There’s an inevitable feeling of fatigue at the end of a long sales cycle. I’ve worked alongside salespeople on very large opportunities who, once the deal is about to be signed, just want to get it closed and move on.

Maybe it’s because they’re short on time. Maybe it’s because it’s the end of the quarter or year, and they’re under pressure from management to bring in business. Whatever the case, it’s an understandable feeling, and I’ve felt it, too.

One problem with that feeling is what happens when it occurs at the same time that a customer wants to make a change. When someone you’ve spent months working with decides abruptly to trim the scope of the project or make another revision right before signing on the dotted line.
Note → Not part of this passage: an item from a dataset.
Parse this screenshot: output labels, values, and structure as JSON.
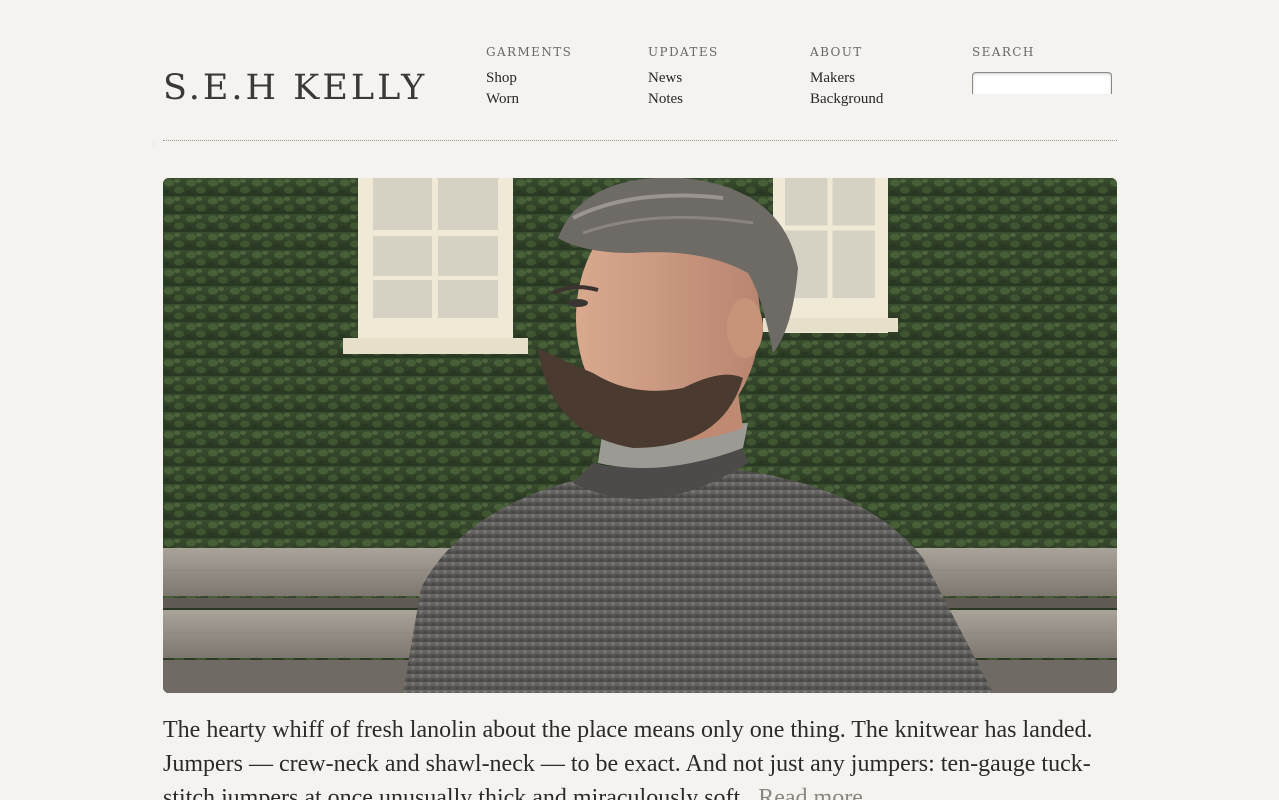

The cliched notion that the customer is always right, along with that overwhelming feeling of fatigue, will often lead salespeople to acquiesce.

And sometimes the customer isn’t right. Sometimes they’re wrong. Sometimes they’re actually working against their own long-term interests and don’t seem to know it.
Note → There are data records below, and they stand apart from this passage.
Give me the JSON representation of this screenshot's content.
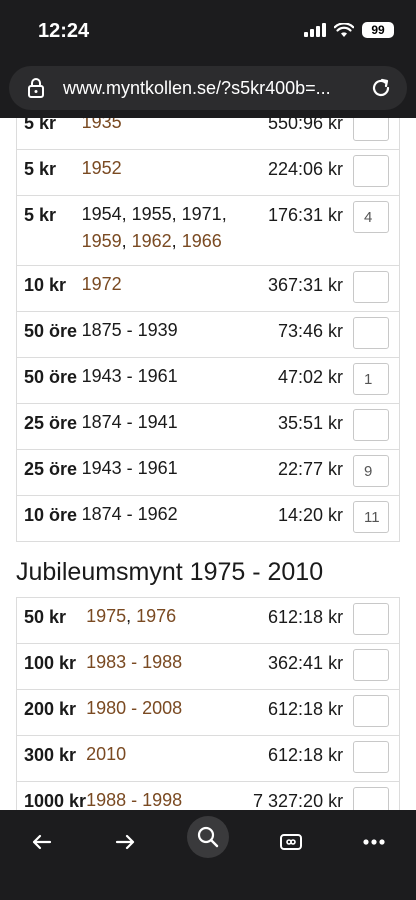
{
  "status_bar": {
    "time": "12:24",
    "battery": "99"
  },
  "browser": {
    "url": "www.myntkollen.se/?s5kr400b=..."
  },
  "table_top": {
    "rows": [
      {
        "denom": "5 kr",
        "years": [
          {
            "text": "1935",
            "link": true
          }
        ],
        "price": "550:96 kr",
        "qty": ""
      },
      {
        "denom": "5 kr",
        "years": [
          {
            "text": "1952",
            "link": true
          }
        ],
        "price": "224:06 kr",
        "qty": ""
      },
      {
        "denom": "5 kr",
        "years_line1": "1954, 1955, 1971,",
        "years_line2": [
          {
            "text": "1959",
            "link": true
          },
          {
            "text": ", ",
            "link": false
          },
          {
            "text": "1962",
            "link": true
          },
          {
            "text": ", ",
            "link": false
          },
          {
            "text": "1966",
            "link": true
          }
        ],
        "price": "176:31 kr",
        "qty": "4"
      },
      {
        "denom": "10 kr",
        "years": [
          {
            "text": "1972",
            "link": true
          }
        ],
        "price": "367:31 kr",
        "qty": ""
      },
      {
        "denom": "50 öre",
        "years": [
          {
            "text": "1875 - 1939",
            "link": false
          }
        ],
        "price": "73:46 kr",
        "qty": ""
      },
      {
        "denom": "50 öre",
        "years": [
          {
            "text": "1943 - 1961",
            "link": false
          }
        ],
        "price": "47:02 kr",
        "qty": "1"
      },
      {
        "denom": "25 öre",
        "years": [
          {
            "text": "1874 - 1941",
            "link": false
          }
        ],
        "price": "35:51 kr",
        "qty": ""
      },
      {
        "denom": "25 öre",
        "years": [
          {
            "text": "1943 - 1961",
            "link": false
          }
        ],
        "price": "22:77 kr",
        "qty": "9"
      },
      {
        "denom": "10 öre",
        "years": [
          {
            "text": "1874 - 1962",
            "link": false
          }
        ],
        "price": "14:20 kr",
        "qty": "11"
      }
    ]
  },
  "section": {
    "title": "Jubileumsmynt 1975 - 2010"
  },
  "table_bottom": {
    "rows": [
      {
        "denom": "50 kr",
        "years": [
          {
            "text": "1975",
            "link": true
          },
          {
            "text": ", ",
            "link": false
          },
          {
            "text": "1976",
            "link": true
          }
        ],
        "price": "612:18 kr",
        "qty": ""
      },
      {
        "denom": "100 kr",
        "years": [
          {
            "text": "1983 - 1988",
            "link": true
          }
        ],
        "price": "362:41 kr",
        "qty": ""
      },
      {
        "denom": "200 kr",
        "years": [
          {
            "text": "1980 - 2008",
            "link": true
          }
        ],
        "price": "612:18 kr",
        "qty": ""
      },
      {
        "denom": "300 kr",
        "years": [
          {
            "text": "2010",
            "link": true
          }
        ],
        "price": "612:18 kr",
        "qty": ""
      },
      {
        "denom": "1000 kr",
        "years": [
          {
            "text": "1988 - 1998",
            "link": true
          }
        ],
        "price": "7 327:20 kr",
        "qty": ""
      }
    ]
  },
  "colors": {
    "link": "#7a4a22",
    "chrome": "#1c1c1e"
  },
  "icons": [
    "lock-icon",
    "reload-icon",
    "back-arrow-icon",
    "forward-arrow-icon",
    "search-icon",
    "tabs-icon",
    "more-icon"
  ]
}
You can’t just come out and say this, of course, unless you want to turn your careful negotiations into a conflict that threatens to blow the deal altogether.

Here’s what you can ask, though: Are there some other alternatives that you’d be open to consider?
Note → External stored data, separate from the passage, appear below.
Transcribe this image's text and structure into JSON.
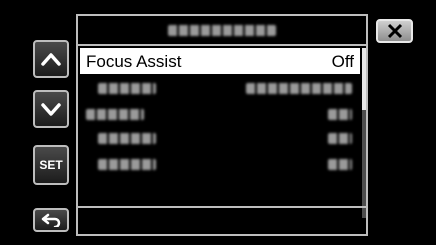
{
  "menu": {
    "selected_item": {
      "label": "Focus Assist",
      "value": "Off"
    }
  },
  "icons": {
    "up": "chevron-up-icon",
    "down": "chevron-down-icon",
    "back": "return-arrow-icon",
    "close": "close-icon"
  },
  "buttons": {
    "set_label": "SET"
  },
  "colors": {
    "highlight": "#ffffff",
    "border": "#bdbdbd",
    "background": "#000000"
  }
}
When you tell a customer that there are alternatives, they’ll push back. It’s just human nature – you’re trying to get me to do something I don’t instinctively want to do.

To this day, though, I haven’t had a customer say to me, “No, I’m not interested in any alternatives.” When they are free to choose, at least in my experience, they will likely choose to hear you out.

The point here isn’t to start a fight you might be able to win. The point is to explore.

Maybe you’ll discover that the person you’ve been working with this whole time is actually a win-lose negotiator. The sort of client whose only vision of a good deal is when they get one over on you.

That’s the nightmare scenario and fortunately it’s rare. But when it does happen, it’s important to remember that it’s not one contract with one customer that’s going to make you successful.

Short-term pressures are real. But a successful sales career is based upon creating extraordinary experiences with customers that they enjoy, find trust building, want to do again, and will tell their friends about.

If your client is not that person, it might make sense to exit the transaction gracefully, painful as that might be. After all, with the benefit of hindsight, I bet every salesperson could identify one or more customers in 2022 who they would’ve fired if they’d known what was coming.

Either way, the ideal scenario isn’t a period of reflection that lets a client discover that you’re right and they’re wrong. It’s your best attempt to ask the right sorts of questions in the right sorts of ways so that both you and your customer know you’ve both made a well-informed decision with all the lights on.

You may be tired and eager to close. You may be thinking the customer is always right. But you owe it to yourself, and to them, to do a little diplomatic digging before the deal is signed.